Hanya saja, dia justru mendapat balasan untuk berkoordinasi dengan Kementerian Pariwisata dan Ekonomi Kreatif (Kemenparekraf). Namun, hasilnya nihil.
"Setelah ribut-ribut Menterinya (Menparekraf) baru ngomong, omongannya kalau buat kita di industri ini ngambang-ngambang saja, jadi apakah solusi? belum masih jauh," ucap dia.
"Sampai akhirnya LBP (Luhut Binsar Pandjaitan) ngomong, siapa LBP? apa otoritas LBP dalam hal ini?" imbuhnya menegaskan.
Selain itu, Lourda pun mempertanyakan asal usul penetapan kenaikan pajak yang berkisar antara 40 sampai 70 persen itu.
Namun menurutnya, pemerintah terlalu memfokuskan pada pembangunan infrastruktur yang menimbulkan utang sehingga kenaikan pajak hiburan itu sebagai solusi atas pembiayaan utang pemerintah.
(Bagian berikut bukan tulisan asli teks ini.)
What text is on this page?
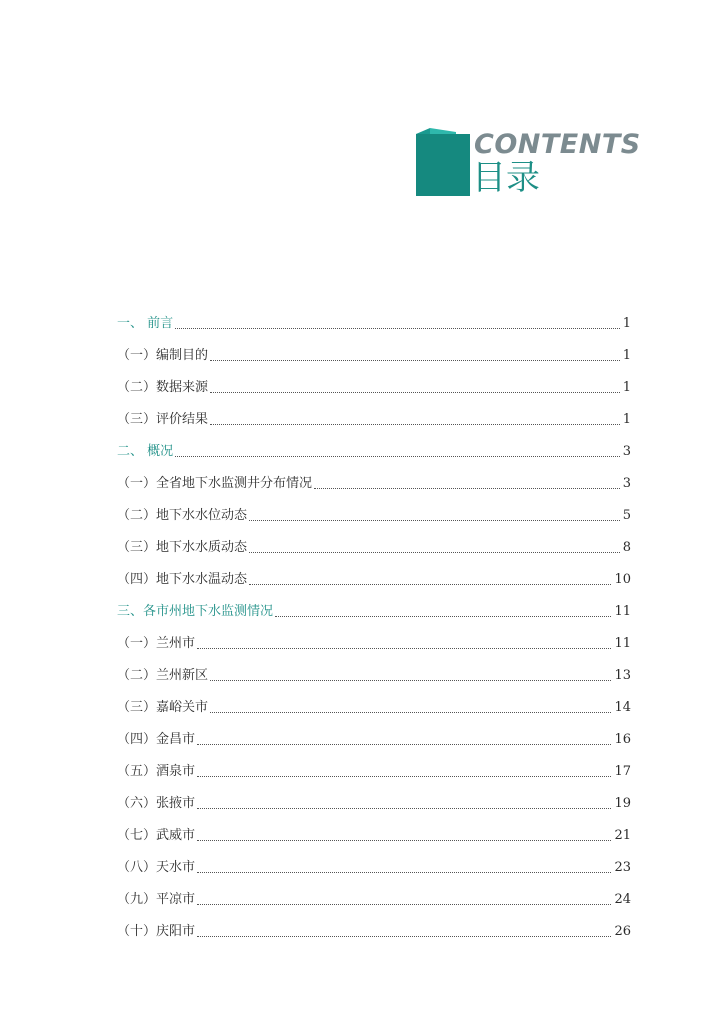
CONTENTS
目录
一、 前言	1
（一）编制目的	1
（二）数据来源	1
（三）评价结果	1
二、 概况	3
（一）全省地下水监测井分布情况	3
（二）地下水水位动态	5
（三）地下水水质动态	8
（四）地下水水温动态	10
三、各市州地下水监测情况	11
（一）兰州市	11
（二）兰州新区	13
（三）嘉峪关市	14
（四）金昌市	16
（五）酒泉市	17
（六）张掖市	19
（七）武威市	21
（八）天水市	23
（九）平凉市	24
（十）庆阳市	26
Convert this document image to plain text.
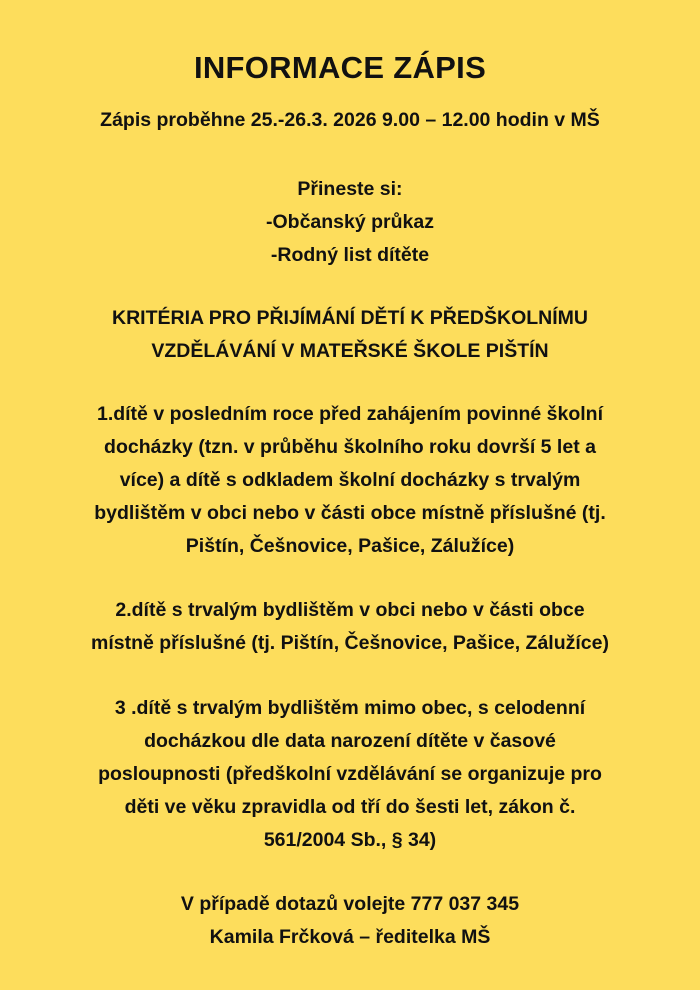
INFORMACE ZÁPIS
Zápis proběhne 25.-26.3. 2026 9.00 – 12.00 hodin v MŠ
Přineste si:
-Občanský průkaz
-Rodný list dítěte
KRITÉRIA PRO PŘIJÍMÁNÍ DĚTÍ K PŘEDŠKOLNÍMU
VZDĚLÁVÁNÍ V MATEŘSKÉ ŠKOLE PIŠTÍN
1.dítě v posledním roce před zahájením povinné školní
docházky (tzn. v průběhu školního roku dovrší 5 let a
více) a dítě s odkladem školní docházky s trvalým
bydlištěm v obci nebo v části obce místně příslušné (tj.
Pištín, Češnovice, Pašice, Zálužíce)
2.dítě s trvalým bydlištěm v obci nebo v části obce
místně příslušné (tj. Pištín, Češnovice, Pašice, Zálužíce)
3 .dítě s trvalým bydlištěm mimo obec, s celodenní
docházkou dle data narození dítěte v časové
posloupnosti (předškolní vzdělávání se organizuje pro
děti ve věku zpravidla od tří do šesti let, zákon č.
561/2004 Sb., § 34)
V případě dotazů volejte 777 037 345
Kamila Frčková – ředitelka MŠ
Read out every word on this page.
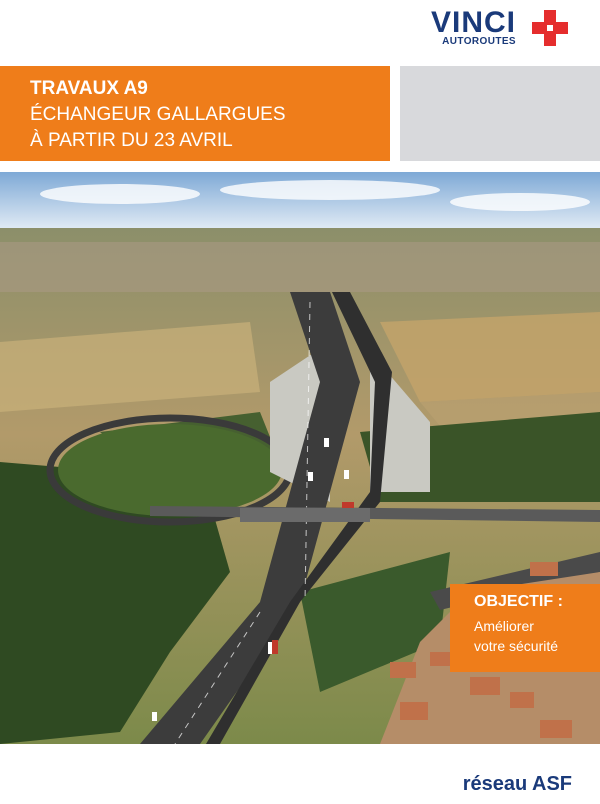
VINCI
AUTOROUTES
TRAVAUX A9
ÉCHANGEUR GALLARGUES
À PARTIR DU 23 AVRIL
OBJECTIF :
Améliorer
votre sécurité
réseau ASF
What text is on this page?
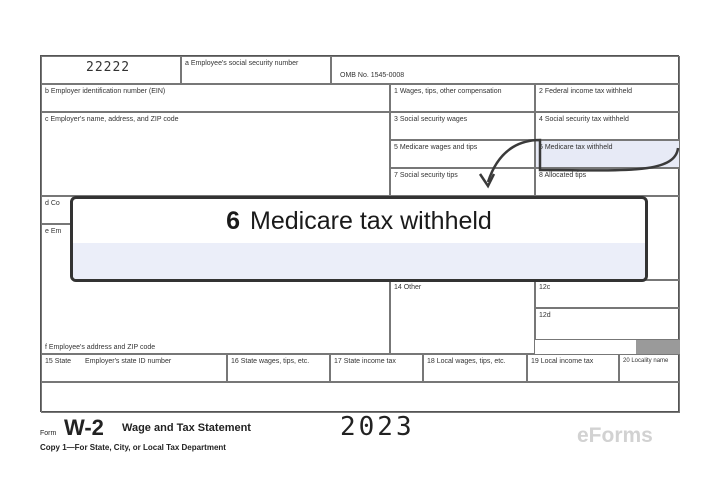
22222	a Employee's social security number
OMB No. 1545-0008
b Employer identification number (EIN)
c Employer's name, address, and ZIP code
d Co
e Em
f Employee's address and ZIP code
1 Wages, tips, other compensation	2 Federal income tax withheld
3 Social security wages	4 Social security tax withheld
5 Medicare wages and tips	6 Medicare tax withheld
7 Social security tips	8 Allocated tips
14 Other	12c
12d
15 State Employer's state ID number	16 State wages, tips, etc.	17 State income tax	18 Local wages, tips, etc.	19 Local income tax	20 Locality name
6 Medicare tax withheld
Form W-2 Wage and Tax Statement	2023
Copy 1—For State, City, or Local Tax Department
eForms
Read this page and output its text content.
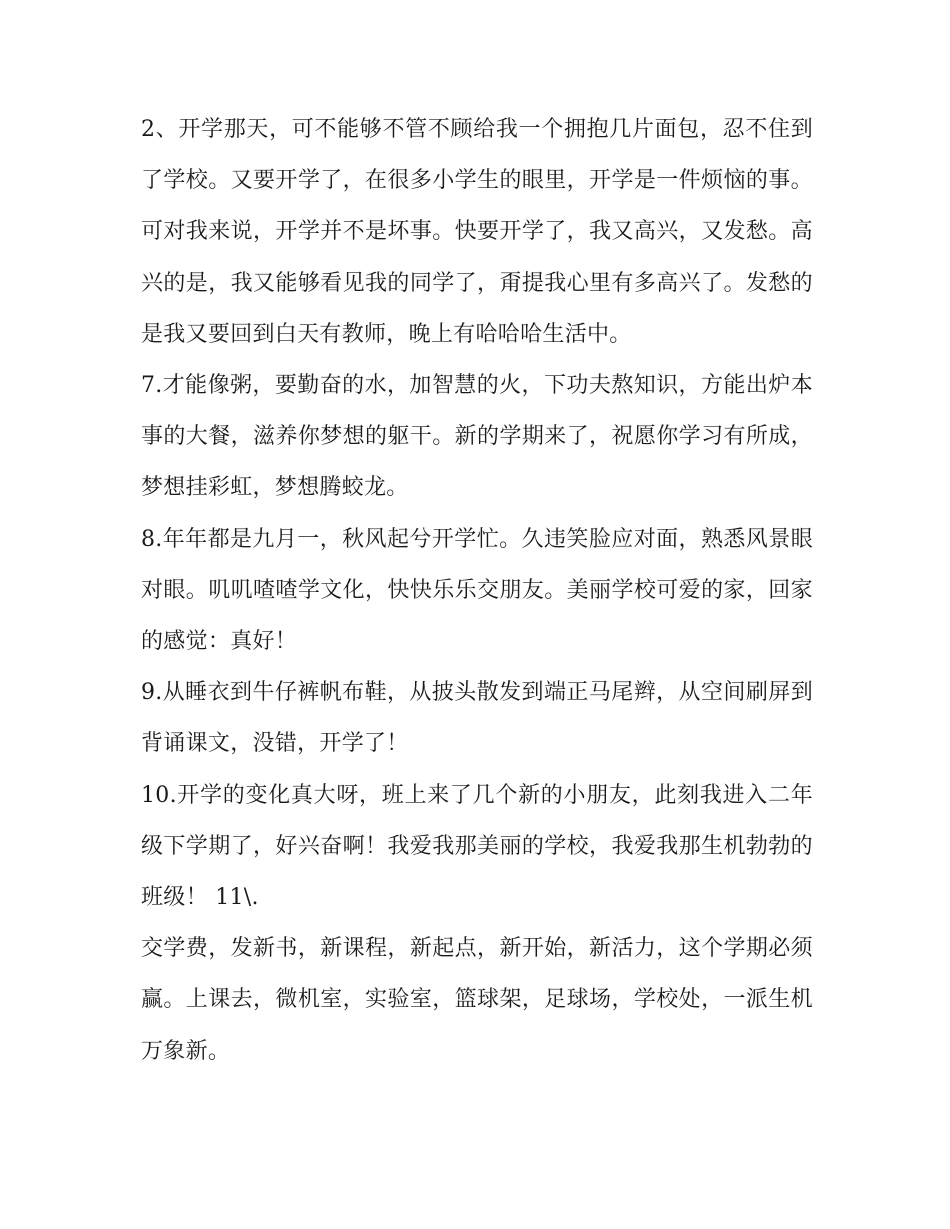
2、开学那天，可不能够不管不顾给我一个拥抱几片面包，忍不住到了学校。又要开学了，在很多小学生的眼里，开学是一件烦恼的事。可对我来说，开学并不是坏事。快要开学了，我又高兴，又发愁。高兴的是，我又能够看见我的同学了，甭提我心里有多高兴了。发愁的是我又要回到白天有教师，晚上有哈哈哈生活中。

7.才能像粥，要勤奋的水，加智慧的火，下功夫熬知识，方能出炉本事的大餐，滋养你梦想的躯干。新的学期来了，祝愿你学习有所成，梦想挂彩虹，梦想腾蛟龙。

8.年年都是九月一，秋风起兮开学忙。久违笑脸应对面，熟悉风景眼对眼。叽叽喳喳学文化，快快乐乐交朋友。美丽学校可爱的家，回家的感觉：真好！

9.从睡衣到牛仔裤帆布鞋，从披头散发到端正马尾辫，从空间刷屏到背诵课文，没错，开学了！

10.开学的变化真大呀，班上来了几个新的小朋友，此刻我进入二年级下学期了，好兴奋啊！我爱我那美丽的学校，我爱我那生机勃勃的班级！ 11\.

交学费，发新书，新课程，新起点，新开始，新活力，这个学期必须赢。上课去，微机室，实验室，篮球架，足球场，学校处，一派生机万象新。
"Terakhir pemerintah tidak memperhatikan begitu banyak unsur lain di Republik ini selain infrastruktur, yang diurusin infrastruktur yang akhirnya jadi PR seseorang," tutur dia.
"Akibatnya utang naik yang terjadi masyarakat industri dirampok, ini lah keluar 40-70 untuk bayar utang, entah itu alasannya atau bukan yang jelas kita industri ramai-ramai keberatan," sambungnya.